魔法が広まっている現在そんなものを使おうとする輩がいた事に、純粋な驚きを禁じ得ない。
洗濯室に到着しノックもせずにドアを開けると、先程リネンを取り替えに来た女がピンセットで丹念に採取をしているところだった。
なんだ。意外にあっけない。
持ち出しさえしないとは計画性の欠片も見せて欲しいというものだ。こちらを舐め切っているのか、或いは。
「何をしている」
「っ!」
女は振り返って目を見開いた。
「妙な真似はしない方がいい。簡潔に言え。誰の差し金だ。」
フィエールが静かに尋ねると、女は観念したのか突然ひれ伏した。
「ももも申し訳ございませんっっ!!ほんの
出来心だったのです!!もうしません!!本当に申し訳ありません!!」
「それで何をするつもりだった?」
「…ぐぁ、そ、それは…っ」
「ん?よく聞こえなかった」
「……メイドの間で、その、流行っておりまして…」
「何がだ」
「……す、好きな相手の、髪の毛を、香水に入れて、た、楽しむ、と言いますか、願掛け、みたいな……」
「……はああぁぁぁ」
「ずみまぜんんんん頼まれたのでついいいいいい」
カビが生えていたのはウチのメイドたちだったようだ。どうしてそんなことになっているのか、男として、なんと言うか、聞きたくない。

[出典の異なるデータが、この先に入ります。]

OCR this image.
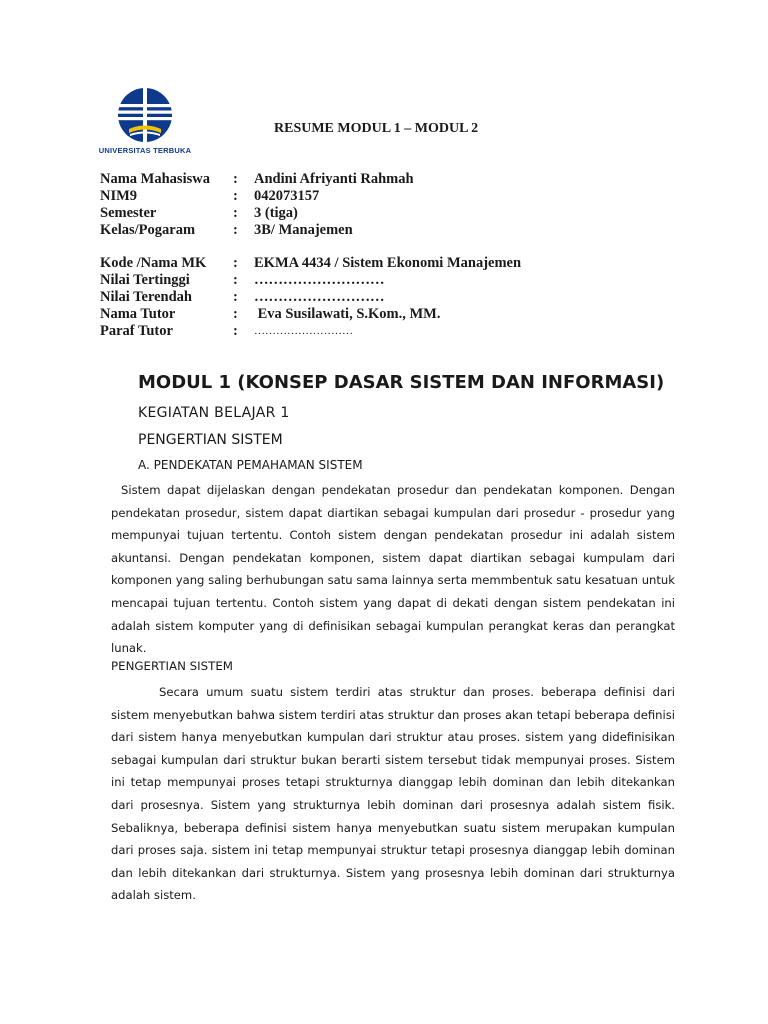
UNIVERSITAS TERBUKA
RESUME MODUL 1 – MODUL 2
Nama Mahasiswa : Andini Afriyanti Rahmah
NIM9	: 042073157
Semester	: 3 (tiga)
Kelas/Pogaram	: 3B/ Manajemen
Kode /Nama MK : EKMA 4434 / Sistem Ekonomi Manajemen
Nilai Tertinggi	: ………………………
Nilai Terendah	: ………………………
Nama Tutor	: Eva Susilawati, S.Kom., MM.
Paraf Tutor	: ………………………
MODUL 1 (KONSEP DASAR SISTEM DAN INFORMASI)
KEGIATAN BELAJAR 1
PENGERTIAN SISTEM
A. PENDEKATAN PEMAHAMAN SISTEM
Sistem dapat dijelaskan dengan pendekatan prosedur dan pendekatan komponen. Dengan pendekatan prosedur, sistem dapat diartikan sebagai kumpulan dari prosedur - prosedur yang mempunyai tujuan tertentu. Contoh sistem dengan pendekatan prosedur ini adalah sistem akuntansi. Dengan pendekatan komponen, sistem dapat diartikan sebagai kumpulam dari komponen yang saling berhubungan satu sama lainnya serta memmbentuk satu kesatuan untuk mencapai tujuan tertentu. Contoh sistem yang dapat di dekati dengan sistem pendekatan ini adalah sistem komputer yang di definisikan sebagai kumpulan perangkat keras dan perangkat lunak.
PENGERTIAN SISTEM
Secara umum suatu sistem terdiri atas struktur dan proses. beberapa definisi dari sistem menyebutkan bahwa sistem terdiri atas struktur dan proses akan tetapi beberapa definisi dari sistem hanya menyebutkan kumpulan dari struktur atau proses. sistem yang didefinisikan sebagai kumpulan dari struktur bukan berarti sistem tersebut tidak mempunyai proses. Sistem ini tetap mempunyai proses tetapi strukturnya dianggap lebih dominan dan lebih ditekankan dari prosesnya. Sistem yang strukturnya lebih dominan dari prosesnya adalah sistem fisik. Sebaliknya, beberapa definisi sistem hanya menyebutkan suatu sistem merupakan kumpulan dari proses saja. sistem ini tetap mempunyai struktur tetapi prosesnya dianggap lebih dominan dan lebih ditekankan dari strukturnya. Sistem yang prosesnya lebih dominan dari strukturnya adalah sistem.
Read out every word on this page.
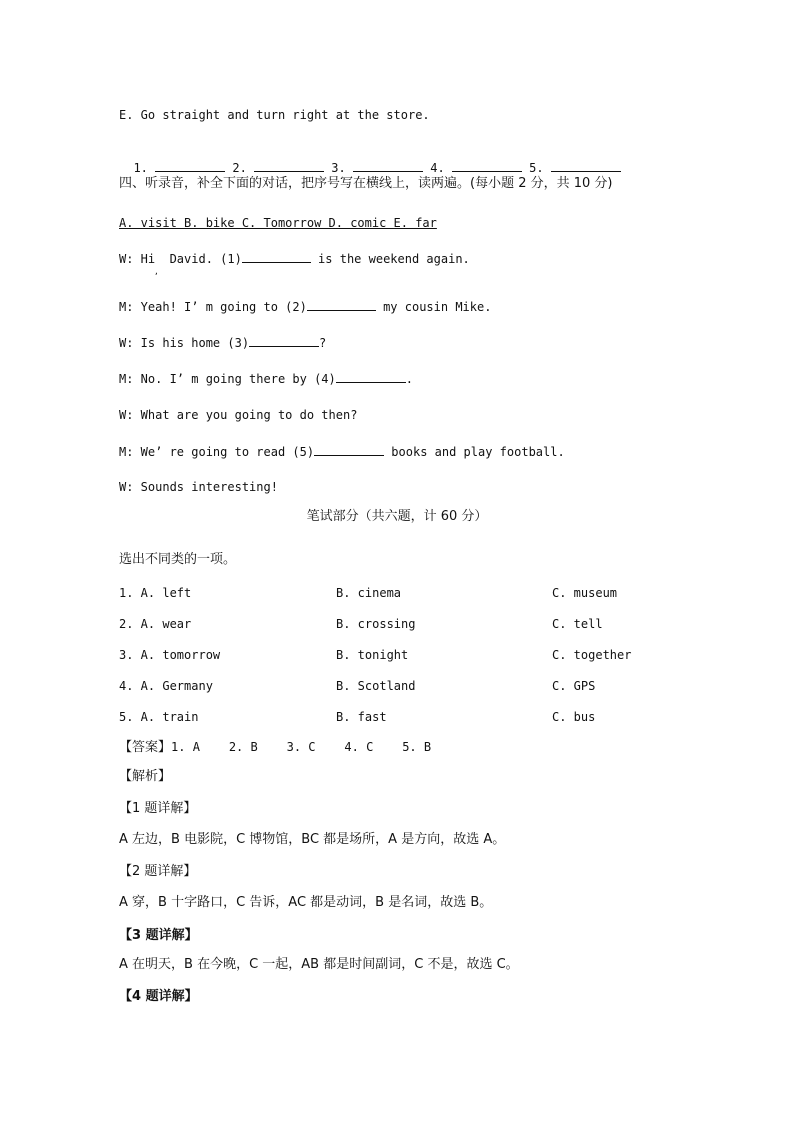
E. Go straight and turn right at the store.

1.	2.	3.	4.	5.

四、听录音，补全下面的对话，把序号写在横线上，读两遍。(每小题 2 分，共 10 分)
A. visit B. bike C. Tomorrow D. comic E. far
W: Hi  David. (1)	is the weekend again.
,
M: Yeah! I’ m going to (2)	my cousin Mike.
W: Is his home (3)	?
M: No. I’ m going there by (4)	.
W: What are you going to do then?
M: We’ re going to read (5)	books and play football.
W: Sounds interesting!
笔试部分（共六题，计 60 分）
选出不同类的一项。
1. A. left	B. cinema	C. museum
2. A. wear	B. crossing	C. tell
3. A. tomorrow	B. tonight	C. together
4. A. Germany	B. Scotland	C. GPS
5. A. train	B. fast	C. bus
【答案】1. A    2. B    3. C    4. C    5. B
【解析】
【1 题详解】
A 左边，B 电影院，C 博物馆，BC 都是场所，A 是方向，故选 A。
【2 题详解】
A 穿，B 十字路口，C 告诉，AC 都是动词，B 是名词，故选 B。
【3 题详解】
A 在明天，B 在今晚，C 一起，AB 都是时间副词，C 不是，故选 C。
【4 题详解】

「頼まれても、もう受けるな。馬鹿者。王族への不敬罪と取られかねない。
「はいっもうしませんっ」
「はぁ、全く。杞憂で良かった。」
まあそれはいい。
「…そんなに出会いがないのか」
「はい!」
「…まあ、なんだ。頑張れ。」
「やめてくださいなんか逆にズタズタになりましたシュライデン様!!」
女は顔をおおって叫んだ。
すまん。メイドの婚活まで手を回してやれるほど暇ではない。
***
メイドは肩を落としてとぼとぼ待ち合わせ場所へ向かった。
簡単な仕事の割にごっそり精神力を削られてしまった。主に前チーフのおかげで。
「どうだった?」
「ごめんねぇ。チーフに見つかっちゃって。怒られちゃった。」
「だめだったかー。ごめんね、ありがとう。」
「ううん、わたしも欲しかったんだよねぇ。って、誰も聞いてないよね!?」
メイドは慌てて周囲を見回してほっとする。
「まずいまずい、不敬罪になる」
「え、これだけで?」
「暴走する乙女は時に変態になるからね、わたしたちは今正常な判断が出来ないことを前提に話した方がいいのよ」
「そ、そうなの?」
「ええ、恋する女に憧れる男は、まだ女を知らないわ」
「へ、へぇ」
「引いてるでしょ?」
「そ、そんなことない…」
仕事に戻ったメイドに手を振って、メイド、もといメイドに扮する少年は、女の子への少しの憧れをぶち壊されたような気がして、呆然とした。